Recombinations with enteroviruses also a problem.

129
Q

iVDPVs

A

 A few hypogammaglobulinaemic patients become chronic excretors of poliovirus after being given the vaccine: immunodeficiency vaccine derived polioviruses

130
Q

Withdrawal of OPV necessary for eradication.

A

Bring in more general use of IPVs.

Develop live vaccines that will not revert.

131
Q

Bringing in more general use of IPVs.

A

issues in places with circulating cVDPVs but low levels of hygiene. Also concerns about keeping containment effective while making IPV (which requires growth of large quantities of wild-type virus.)

132
Q

Future development of live polio vaccines.

A

Non-revertant strains.
Strains that only grow in culture.
Stabilise empty capsids.

133
Q

Future development of live polio vaccines. NON-REVERTANT STRAINS.

A

o Codon deoptimisation to make translation less effective. Too many changes revert using natural mutation. High particle: infectivity ratio, but poor growth rates.
o Only mutate capsid region – if recombine with enterovirus, not a poliovirus.
o Codon deoptimisation to make translation less effective. Too many changes revert using natural mutation. High particle: infectivity ratio, but poor growth rates.
o Only mutate capsid region – if recombine with enterovirus, not a poliovirus.

134
Q

Future development of live polio vaccines. CULTURE ONLY STRAINS.

A

Design many mutations that weakens highly structured IRES at 5’ of RNA genome, leading to further mutations preventing replication rather than reversion.

135
Q

Future development of live polio vaccines. STABILISED EMPTY CAPSID.

A

Would need to be genetically engineered.

136
Q

Phases of polio disease

A

Asymptomatic is most common.
Minor disease causes malaise, fever, sore throat.
Major disease can involve aseptic meningitis, spinal/bulbar poliomyelitis, or encephalitis.

137
Q

Non-nucleoside reverse transcriptases

A

Pyrophosphate analogue for HCMV, foscarnet.
Non-nucleoside reverse transcriptase inhibitors licensed for HIV-1. Efavirenze, Nevirapine (used as monotherapy to prevent transplacental; resistance an issue).

138
Q

Protease inhibitors

A

Used as monotherapies, but now some resistance.
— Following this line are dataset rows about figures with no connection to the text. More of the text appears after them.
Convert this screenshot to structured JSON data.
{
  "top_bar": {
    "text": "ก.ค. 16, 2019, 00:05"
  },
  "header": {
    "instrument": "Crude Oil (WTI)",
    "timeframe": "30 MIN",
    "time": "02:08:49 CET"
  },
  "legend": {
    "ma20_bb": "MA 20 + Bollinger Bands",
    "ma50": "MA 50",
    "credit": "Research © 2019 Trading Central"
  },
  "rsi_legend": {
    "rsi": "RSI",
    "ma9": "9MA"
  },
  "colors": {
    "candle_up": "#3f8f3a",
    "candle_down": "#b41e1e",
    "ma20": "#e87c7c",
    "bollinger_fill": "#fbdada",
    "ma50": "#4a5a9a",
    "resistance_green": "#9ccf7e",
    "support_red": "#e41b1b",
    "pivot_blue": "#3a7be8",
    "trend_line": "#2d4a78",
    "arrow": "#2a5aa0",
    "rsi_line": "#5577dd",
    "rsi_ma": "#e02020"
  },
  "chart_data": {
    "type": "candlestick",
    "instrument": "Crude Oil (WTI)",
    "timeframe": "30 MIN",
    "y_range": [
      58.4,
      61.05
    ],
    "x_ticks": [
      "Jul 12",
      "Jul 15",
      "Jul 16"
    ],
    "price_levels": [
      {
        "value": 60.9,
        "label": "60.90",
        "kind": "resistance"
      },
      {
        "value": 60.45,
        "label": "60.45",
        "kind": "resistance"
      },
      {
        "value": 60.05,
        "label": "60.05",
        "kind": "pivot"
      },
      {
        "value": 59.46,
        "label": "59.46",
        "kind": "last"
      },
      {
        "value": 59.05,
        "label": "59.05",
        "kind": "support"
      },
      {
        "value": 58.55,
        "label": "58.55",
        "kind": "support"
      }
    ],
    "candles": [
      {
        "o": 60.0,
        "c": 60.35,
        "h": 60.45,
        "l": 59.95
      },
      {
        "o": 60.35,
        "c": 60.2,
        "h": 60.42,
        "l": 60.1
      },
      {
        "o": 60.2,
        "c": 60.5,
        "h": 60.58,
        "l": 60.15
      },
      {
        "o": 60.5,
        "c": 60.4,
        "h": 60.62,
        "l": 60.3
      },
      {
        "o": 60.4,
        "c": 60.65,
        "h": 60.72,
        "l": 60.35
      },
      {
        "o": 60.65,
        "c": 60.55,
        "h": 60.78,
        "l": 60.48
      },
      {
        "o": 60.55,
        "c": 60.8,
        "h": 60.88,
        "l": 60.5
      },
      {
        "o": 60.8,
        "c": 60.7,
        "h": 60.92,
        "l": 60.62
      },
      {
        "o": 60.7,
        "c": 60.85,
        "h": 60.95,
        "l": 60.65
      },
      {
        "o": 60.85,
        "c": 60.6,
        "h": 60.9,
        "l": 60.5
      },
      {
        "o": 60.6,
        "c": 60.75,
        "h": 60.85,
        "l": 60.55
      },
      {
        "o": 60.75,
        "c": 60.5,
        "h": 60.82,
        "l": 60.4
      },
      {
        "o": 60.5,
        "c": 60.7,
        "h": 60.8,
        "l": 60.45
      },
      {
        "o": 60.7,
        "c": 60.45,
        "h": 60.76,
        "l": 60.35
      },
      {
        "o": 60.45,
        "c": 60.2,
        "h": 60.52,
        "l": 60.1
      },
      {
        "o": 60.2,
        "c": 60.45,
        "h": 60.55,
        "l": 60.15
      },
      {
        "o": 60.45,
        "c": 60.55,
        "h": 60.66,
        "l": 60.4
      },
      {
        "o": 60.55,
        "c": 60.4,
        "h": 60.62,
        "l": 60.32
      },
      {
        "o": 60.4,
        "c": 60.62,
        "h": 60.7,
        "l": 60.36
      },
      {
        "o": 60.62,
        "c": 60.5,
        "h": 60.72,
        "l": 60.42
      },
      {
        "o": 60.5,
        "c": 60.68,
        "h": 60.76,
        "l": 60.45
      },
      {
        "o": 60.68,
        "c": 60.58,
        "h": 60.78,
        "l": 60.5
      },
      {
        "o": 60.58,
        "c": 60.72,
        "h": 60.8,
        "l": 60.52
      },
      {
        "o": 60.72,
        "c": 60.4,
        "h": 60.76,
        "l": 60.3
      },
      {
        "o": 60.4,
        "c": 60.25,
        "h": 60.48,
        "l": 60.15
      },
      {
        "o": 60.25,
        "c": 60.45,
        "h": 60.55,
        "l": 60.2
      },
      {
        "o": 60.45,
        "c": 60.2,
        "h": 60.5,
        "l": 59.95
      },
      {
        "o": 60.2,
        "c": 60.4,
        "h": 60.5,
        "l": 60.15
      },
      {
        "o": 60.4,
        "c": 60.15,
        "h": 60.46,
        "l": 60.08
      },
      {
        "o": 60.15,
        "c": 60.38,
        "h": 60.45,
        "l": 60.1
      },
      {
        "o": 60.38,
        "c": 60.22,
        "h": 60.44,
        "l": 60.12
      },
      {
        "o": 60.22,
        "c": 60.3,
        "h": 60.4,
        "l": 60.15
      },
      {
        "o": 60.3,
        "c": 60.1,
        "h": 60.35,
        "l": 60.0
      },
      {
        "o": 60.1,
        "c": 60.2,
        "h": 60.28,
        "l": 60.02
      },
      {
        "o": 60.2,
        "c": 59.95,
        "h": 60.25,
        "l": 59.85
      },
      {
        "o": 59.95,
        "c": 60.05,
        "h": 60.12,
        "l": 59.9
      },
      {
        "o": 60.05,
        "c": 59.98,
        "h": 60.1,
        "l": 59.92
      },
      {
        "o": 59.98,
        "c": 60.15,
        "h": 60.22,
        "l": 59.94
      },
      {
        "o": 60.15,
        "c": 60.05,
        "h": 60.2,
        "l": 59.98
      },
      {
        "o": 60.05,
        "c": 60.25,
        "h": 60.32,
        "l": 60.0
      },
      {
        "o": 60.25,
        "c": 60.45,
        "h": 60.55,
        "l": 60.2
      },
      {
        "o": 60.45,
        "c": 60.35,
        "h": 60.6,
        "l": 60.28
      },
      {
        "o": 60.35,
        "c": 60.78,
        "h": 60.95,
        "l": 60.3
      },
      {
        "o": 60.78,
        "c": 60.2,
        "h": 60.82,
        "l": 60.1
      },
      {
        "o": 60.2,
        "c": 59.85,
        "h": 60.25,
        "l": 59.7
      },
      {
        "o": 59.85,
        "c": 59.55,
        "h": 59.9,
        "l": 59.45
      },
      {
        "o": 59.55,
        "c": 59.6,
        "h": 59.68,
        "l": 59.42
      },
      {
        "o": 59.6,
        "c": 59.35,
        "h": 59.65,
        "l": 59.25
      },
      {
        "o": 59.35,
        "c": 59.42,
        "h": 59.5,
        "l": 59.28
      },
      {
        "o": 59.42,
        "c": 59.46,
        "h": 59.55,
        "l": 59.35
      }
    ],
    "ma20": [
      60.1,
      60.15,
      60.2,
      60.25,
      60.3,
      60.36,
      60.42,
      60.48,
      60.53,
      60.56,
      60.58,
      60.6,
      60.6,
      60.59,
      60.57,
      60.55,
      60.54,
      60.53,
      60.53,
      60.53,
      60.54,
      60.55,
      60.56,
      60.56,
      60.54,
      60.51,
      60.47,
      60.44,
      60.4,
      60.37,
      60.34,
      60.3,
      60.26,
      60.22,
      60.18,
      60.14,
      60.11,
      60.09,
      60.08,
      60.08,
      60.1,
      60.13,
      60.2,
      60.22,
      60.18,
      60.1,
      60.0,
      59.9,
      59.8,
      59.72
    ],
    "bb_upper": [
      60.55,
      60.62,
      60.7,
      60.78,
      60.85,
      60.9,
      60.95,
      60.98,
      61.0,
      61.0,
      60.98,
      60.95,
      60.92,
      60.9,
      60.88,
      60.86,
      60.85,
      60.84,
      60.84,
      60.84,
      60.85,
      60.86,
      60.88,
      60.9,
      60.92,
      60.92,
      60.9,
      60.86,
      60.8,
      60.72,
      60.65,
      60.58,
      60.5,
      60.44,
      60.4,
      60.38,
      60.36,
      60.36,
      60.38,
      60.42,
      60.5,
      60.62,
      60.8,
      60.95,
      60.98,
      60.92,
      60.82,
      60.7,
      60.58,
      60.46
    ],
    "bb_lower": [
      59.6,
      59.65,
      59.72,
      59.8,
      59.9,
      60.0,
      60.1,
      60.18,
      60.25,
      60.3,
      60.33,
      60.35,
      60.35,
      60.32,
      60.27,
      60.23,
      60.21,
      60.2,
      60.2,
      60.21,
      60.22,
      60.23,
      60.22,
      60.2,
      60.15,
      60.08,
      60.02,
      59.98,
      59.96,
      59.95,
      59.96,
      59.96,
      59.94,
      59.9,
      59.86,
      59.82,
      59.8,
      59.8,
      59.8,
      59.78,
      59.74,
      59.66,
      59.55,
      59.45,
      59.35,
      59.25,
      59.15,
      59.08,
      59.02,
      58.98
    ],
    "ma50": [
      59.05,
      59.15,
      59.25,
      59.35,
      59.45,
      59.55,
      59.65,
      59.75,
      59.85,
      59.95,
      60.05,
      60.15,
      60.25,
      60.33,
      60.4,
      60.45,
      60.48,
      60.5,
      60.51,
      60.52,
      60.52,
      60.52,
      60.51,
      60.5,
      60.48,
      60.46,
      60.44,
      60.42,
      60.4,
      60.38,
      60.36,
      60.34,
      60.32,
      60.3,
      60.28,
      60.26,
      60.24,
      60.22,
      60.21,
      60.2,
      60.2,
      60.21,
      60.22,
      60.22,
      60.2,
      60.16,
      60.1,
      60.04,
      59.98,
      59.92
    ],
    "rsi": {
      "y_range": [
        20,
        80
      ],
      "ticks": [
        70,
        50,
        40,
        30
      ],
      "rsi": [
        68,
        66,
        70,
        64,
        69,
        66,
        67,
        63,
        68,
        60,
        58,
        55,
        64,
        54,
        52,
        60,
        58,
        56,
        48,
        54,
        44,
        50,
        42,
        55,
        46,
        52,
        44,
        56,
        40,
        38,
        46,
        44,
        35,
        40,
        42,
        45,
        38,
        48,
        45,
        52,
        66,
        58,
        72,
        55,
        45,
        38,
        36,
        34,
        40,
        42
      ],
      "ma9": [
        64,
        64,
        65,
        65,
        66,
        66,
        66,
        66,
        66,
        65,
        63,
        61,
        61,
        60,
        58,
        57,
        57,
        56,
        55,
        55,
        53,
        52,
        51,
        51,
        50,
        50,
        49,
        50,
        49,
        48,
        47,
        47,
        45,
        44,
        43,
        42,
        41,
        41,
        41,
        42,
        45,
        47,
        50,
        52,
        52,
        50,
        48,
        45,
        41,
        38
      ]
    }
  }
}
HIV treatments such as Lopinivir. Several are boosted by ritonovir, also a protease inhiibtor.
Some are used in HCV e.g. telaprevir.

139
Q

Aciclovir resistance

A

Immunosuppressed HSV patients may cause development of resistant strains because there is prolonged shedding.
Does not work agaist VZV because it is inherently less sensitive.

140
Q

Concerns with resistance

A

o Rapid mutability
o Segmented viruses; shift causing pandemic strain to acquire drug resistance.
o Transmission of drug resistant strain
 HSV acyclovir resistance does not appear to transmit, but many others do.
o Latency
o Recombination.

141
Q

Dealing with drug resistance in HIV.

A

o Check before treatment, at failure and after interruption.
o Combination therapies e.g. HAART
o Counseling, education and support to improve compliance.
o Monitor transmission of drug mutation.

142
Q

Mechanisms contributing to HIV resistance.

A
High mutation rate
Recombination
Latency
Compartmentalisation
Transmitted drug resistance mutations.